The address I was looking for matched a white Happy Tourister with aluminum siding and a bolt-on carport. A barbecue sat in the port. Geranium ivy grew around the wheel wells.

Milo answered my knock. A short, solid-looking woman in her mid-sixties stood behind him. Her hair was tinted the color of ranch mink and permed, and she had a small square face and searching dark eyes. She wore a pea-green sleeveless blouse and stretch jeans. She wasn’t fat but her arms were heavy. Eyeglasses hung from a chain around her neck.

Milo stood aside. The trailer’s front room was a gold-stained pine kitchen with a brown linoleum floor and white Formica counters. It was sweet with the smell of baked beans.

The woman met my smile with one of her own, but it seemed obligatory.

Milo said, “Mrs. Barnard, this is Dr. Delaware, our psychological consultant. Doctor, Mrs. Maureen Barnard.”

“Mo,” said the woman holding out a hand. We shook.

Milo said, “Mo was married to Felix Barnard.”

The woman acknowledged the relationship with a sad look and led us into the living area. More pine, gold carpets, a quilted white sofa specked with gold, and a matching recliner. Big TV and a very small stereo. The place was immaculate.

Mo Barnard took the recliner and Milo and I shared the couch. The ceilings were very low, and Milo’s bulk made the room look even smaller than it was. On the coffee table was a year’s worth of Reader’s Digest along with a thick bound stack of supermarket coupons and a sandpiper carved out of driftwood. Next to Mo was an octagonal pressed-wood table bearing a remote control and a cut-glass bowl of miniature candy bars: Hershey’s, Mr. Goodbar, Krackel. She picked up the remote and put it in her lap, then handed the bowl to Milo.

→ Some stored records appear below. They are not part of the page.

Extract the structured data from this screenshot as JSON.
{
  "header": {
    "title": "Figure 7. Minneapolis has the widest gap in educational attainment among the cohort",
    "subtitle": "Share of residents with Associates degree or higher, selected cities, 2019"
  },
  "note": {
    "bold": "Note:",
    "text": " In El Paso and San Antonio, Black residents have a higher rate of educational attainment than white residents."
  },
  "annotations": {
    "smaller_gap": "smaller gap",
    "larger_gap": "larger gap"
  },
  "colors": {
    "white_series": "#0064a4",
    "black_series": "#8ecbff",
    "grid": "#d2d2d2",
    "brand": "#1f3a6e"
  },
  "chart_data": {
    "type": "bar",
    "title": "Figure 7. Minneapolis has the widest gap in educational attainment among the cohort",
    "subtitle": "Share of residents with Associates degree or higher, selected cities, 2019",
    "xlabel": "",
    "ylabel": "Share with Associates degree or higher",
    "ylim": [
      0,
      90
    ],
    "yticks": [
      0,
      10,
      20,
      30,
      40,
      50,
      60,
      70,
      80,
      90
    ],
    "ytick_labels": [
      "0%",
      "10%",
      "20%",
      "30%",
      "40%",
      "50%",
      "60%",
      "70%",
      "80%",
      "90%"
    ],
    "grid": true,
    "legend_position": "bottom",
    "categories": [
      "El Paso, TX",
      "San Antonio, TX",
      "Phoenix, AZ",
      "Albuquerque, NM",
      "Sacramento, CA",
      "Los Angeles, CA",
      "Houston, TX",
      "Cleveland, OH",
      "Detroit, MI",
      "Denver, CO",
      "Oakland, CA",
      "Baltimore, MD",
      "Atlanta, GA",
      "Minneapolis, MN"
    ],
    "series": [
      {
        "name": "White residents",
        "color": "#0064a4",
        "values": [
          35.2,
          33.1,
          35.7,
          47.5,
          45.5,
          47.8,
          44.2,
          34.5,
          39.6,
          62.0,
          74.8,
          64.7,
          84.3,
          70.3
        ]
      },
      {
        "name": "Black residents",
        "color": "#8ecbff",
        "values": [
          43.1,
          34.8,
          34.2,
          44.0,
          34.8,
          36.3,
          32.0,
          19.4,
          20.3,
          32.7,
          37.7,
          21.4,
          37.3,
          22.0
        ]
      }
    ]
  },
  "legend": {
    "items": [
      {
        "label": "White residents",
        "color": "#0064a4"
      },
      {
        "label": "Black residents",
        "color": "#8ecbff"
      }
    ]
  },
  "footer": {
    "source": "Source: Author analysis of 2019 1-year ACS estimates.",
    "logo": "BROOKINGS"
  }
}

Unwrapping a Mr. Goodbar, he said, “As I told you, it was Dr. Delaware who got us involved in the case that led us to look into your husband’s death.” To me: “Mr. Barnard was murdered a year after Karen Best disappeared.”

Mo Barnard was looking at me.

“I’m sorry,” I said.

“Quite a shock when it happened,” she said, “but it’s been a long time. Strange to be hearing about it after all these years, but you never know, do you?”

Despite living at the beach, her skin was white and putty-soft. Her eyes had the flat, dark cast of a Grant Wood matriarch. She fingered the remote control and looked at the blank TV screen.

Milo gave me the candy bowl.

As I unwrapped a Hershey bar, he said, “Felix’s killer was never found. He was shot in a motel on La Cienega near Pico. West side of the boulevard.”

La Cienega was the border between Wilshire Division’s jurisdiction and West L.A.’s. The west side of the street made it Milo’s territory.